Where possible, governments should encourage creation of integrated domestic markets, particularly in areas that are heavily regulated and/or largely funded by the public sector, such as health tech or clean tech, according to his report.

Canada also needs to recognize that the world’s economy is now based on intangible assets, like intellectual property and data, Levy said.

For example, the Korea Development Bank (South Korea’s equivalent to the Business Development Bank of Canada) underwrites up to 95 percent of IP valuation for use in obtaining loans and security. In comparison, Canadian companies “spoke to the frustrations around the valuation of their intellectual property by Canadian banks and financial institutions,” according to his report.

As part of a Team Canada approach, all players in the Canadian economy, including the big banks, must recognize and assign real value to IP and other intangibles, Levy said.

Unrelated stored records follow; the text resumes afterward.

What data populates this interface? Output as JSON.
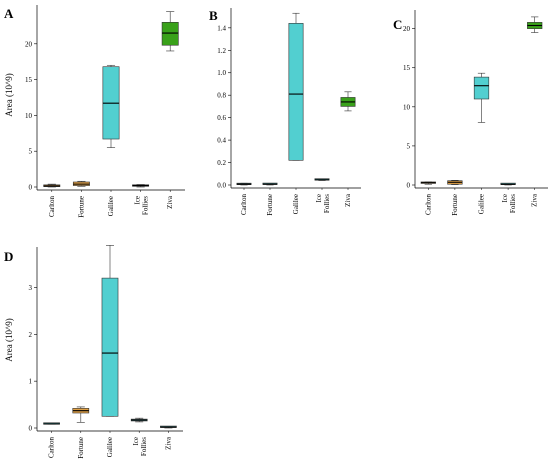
{
  "chart_data": [
    {
      "type": "box",
      "panel_label": "A",
      "ylabel": "Area (10^9)",
      "categories": [
        "Carlton",
        "Fortune",
        "Galilee",
        "Ice Follies",
        "Ziva"
      ],
      "yticks": [
        "0",
        "5",
        "10",
        "15",
        "20"
      ],
      "ylim": [
        0,
        25
      ],
      "boxes": [
        {
          "category": "Carlton",
          "min": 0.0,
          "q1": 0.05,
          "median": 0.15,
          "q3": 0.3,
          "max": 0.4,
          "color": "#e0a045"
        },
        {
          "category": "Fortune",
          "min": 0.1,
          "q1": 0.2,
          "median": 0.4,
          "q3": 0.7,
          "max": 0.8,
          "color": "#e0a045"
        },
        {
          "category": "Galilee",
          "min": 5.5,
          "q1": 6.7,
          "median": 11.7,
          "q3": 16.8,
          "max": 17.0,
          "color": "#52cfd0"
        },
        {
          "category": "Ice Follies",
          "min": 0.0,
          "q1": 0.1,
          "median": 0.2,
          "q3": 0.3,
          "max": 0.35,
          "color": "#52cfd0"
        },
        {
          "category": "Ziva",
          "min": 19.0,
          "q1": 19.8,
          "median": 21.5,
          "q3": 23.0,
          "max": 24.5,
          "color": "#39a11a"
        }
      ]
    },
    {
      "type": "box",
      "panel_label": "B",
      "ylabel": "",
      "categories": [
        "Carlton",
        "Fortune",
        "Galilee",
        "Ice Follies",
        "Ziva"
      ],
      "yticks": [
        "0.0",
        "0.2",
        "0.4",
        "0.6",
        "0.8",
        "1.0",
        "1.2",
        "1.4"
      ],
      "ylim": [
        0,
        1.55
      ],
      "boxes": [
        {
          "category": "Carlton",
          "min": 0.0,
          "q1": 0.003,
          "median": 0.008,
          "q3": 0.012,
          "max": 0.016,
          "color": "#52cfd0"
        },
        {
          "category": "Fortune",
          "min": 0.0,
          "q1": 0.004,
          "median": 0.008,
          "q3": 0.012,
          "max": 0.015,
          "color": "#52cfd0"
        },
        {
          "category": "Galilee",
          "min": 0.22,
          "q1": 0.22,
          "median": 0.81,
          "q3": 1.44,
          "max": 1.53,
          "color": "#52cfd0"
        },
        {
          "category": "Ice Follies",
          "min": 0.04,
          "q1": 0.043,
          "median": 0.047,
          "q3": 0.05,
          "max": 0.053,
          "color": "#52cfd0"
        },
        {
          "category": "Ziva",
          "min": 0.66,
          "q1": 0.7,
          "median": 0.74,
          "q3": 0.78,
          "max": 0.83,
          "color": "#39a11a"
        }
      ]
    },
    {
      "type": "box",
      "panel_label": "C",
      "ylabel": "",
      "categories": [
        "Carlton",
        "Fortune",
        "Galilee",
        "Ice Follies",
        "Ziva"
      ],
      "yticks": [
        "0",
        "5",
        "10",
        "15",
        "20"
      ],
      "ylim": [
        0,
        22
      ],
      "boxes": [
        {
          "category": "Carlton",
          "min": 0.1,
          "q1": 0.2,
          "median": 0.3,
          "q3": 0.35,
          "max": 0.4,
          "color": "#e0a045"
        },
        {
          "category": "Fortune",
          "min": 0.05,
          "q1": 0.1,
          "median": 0.35,
          "q3": 0.55,
          "max": 0.6,
          "color": "#e0a045"
        },
        {
          "category": "Galilee",
          "min": 8.0,
          "q1": 11.0,
          "median": 12.7,
          "q3": 13.8,
          "max": 14.3,
          "color": "#52cfd0"
        },
        {
          "category": "Ice Follies",
          "min": 0.0,
          "q1": 0.05,
          "median": 0.1,
          "q3": 0.15,
          "max": 0.2,
          "color": "#52cfd0"
        },
        {
          "category": "Ziva",
          "min": 19.5,
          "q1": 20.0,
          "median": 20.4,
          "q3": 20.8,
          "max": 21.5,
          "color": "#39a11a"
        }
      ]
    },
    {
      "type": "box",
      "panel_label": "D",
      "ylabel": "Area (10^9)",
      "categories": [
        "Carlton",
        "Fortune",
        "Galilee",
        "Ice Follies",
        "Ziva"
      ],
      "yticks": [
        "0",
        "1",
        "2",
        "3"
      ],
      "ylim": [
        0,
        3.8
      ],
      "boxes": [
        {
          "category": "Carlton",
          "min": 0.08,
          "q1": 0.08,
          "median": 0.09,
          "q3": 0.1,
          "max": 0.1,
          "color": "#52cfd0"
        },
        {
          "category": "Fortune",
          "min": 0.12,
          "q1": 0.32,
          "median": 0.37,
          "q3": 0.42,
          "max": 0.45,
          "color": "#e0a045"
        },
        {
          "category": "Galilee",
          "min": 0.25,
          "q1": 0.25,
          "median": 1.6,
          "q3": 3.2,
          "max": 3.9,
          "color": "#52cfd0"
        },
        {
          "category": "Ice Follies",
          "min": 0.13,
          "q1": 0.15,
          "median": 0.17,
          "q3": 0.19,
          "max": 0.21,
          "color": "#52cfd0"
        },
        {
          "category": "Ziva",
          "min": 0.0,
          "q1": 0.01,
          "median": 0.02,
          "q3": 0.03,
          "max": 0.03,
          "color": "#52cfd0"
        }
      ]
    }
  ]
}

Procurement environment needs improving

In preparing his report, Levy said he spoke to many Canadian firms who said they were able to sell their technologies and services anywhere but within Canada. Companies wanted to sell to the government, but perceived the procurement and reporting process as too complicated, onerous and lengthy.

“Despite improvements, the procurement environment still feels siloed and overly transactional, rather than providing strategic opportunities for Canadian scaling companies,” according to the report.

“We need to be as ‘buy Canadian’ as the United States is ‘buy American,’ as the Japanese are ‘buy in Japan,’ while still respecting international trade agreements,” Levy told Research Money.

The current way of thinking in Canada is that the scaling of a Canadian company is the problem of that company, he said. At the same time, he added, Canadian scale-ups face burdensome regulations, the lack of a competitive financing program like Korea’s and hard-to-obtain venture capital.

“So at the end of the day, so many scaling companies get to a certain level and then go to the States or other countries,” he said. “In some ways, Canada’s policy is we love these companies at the front end [as startups], but we don’t help them at the back end.”

Levy called for a rebalancing of government support for startups and scale-ups, with much more emphasis on helping high-potential Canadian companies scale and win international RFP competitions.

“We should position the companies as best we can to be able to be ready to compete with the world’s best and win on the world stage."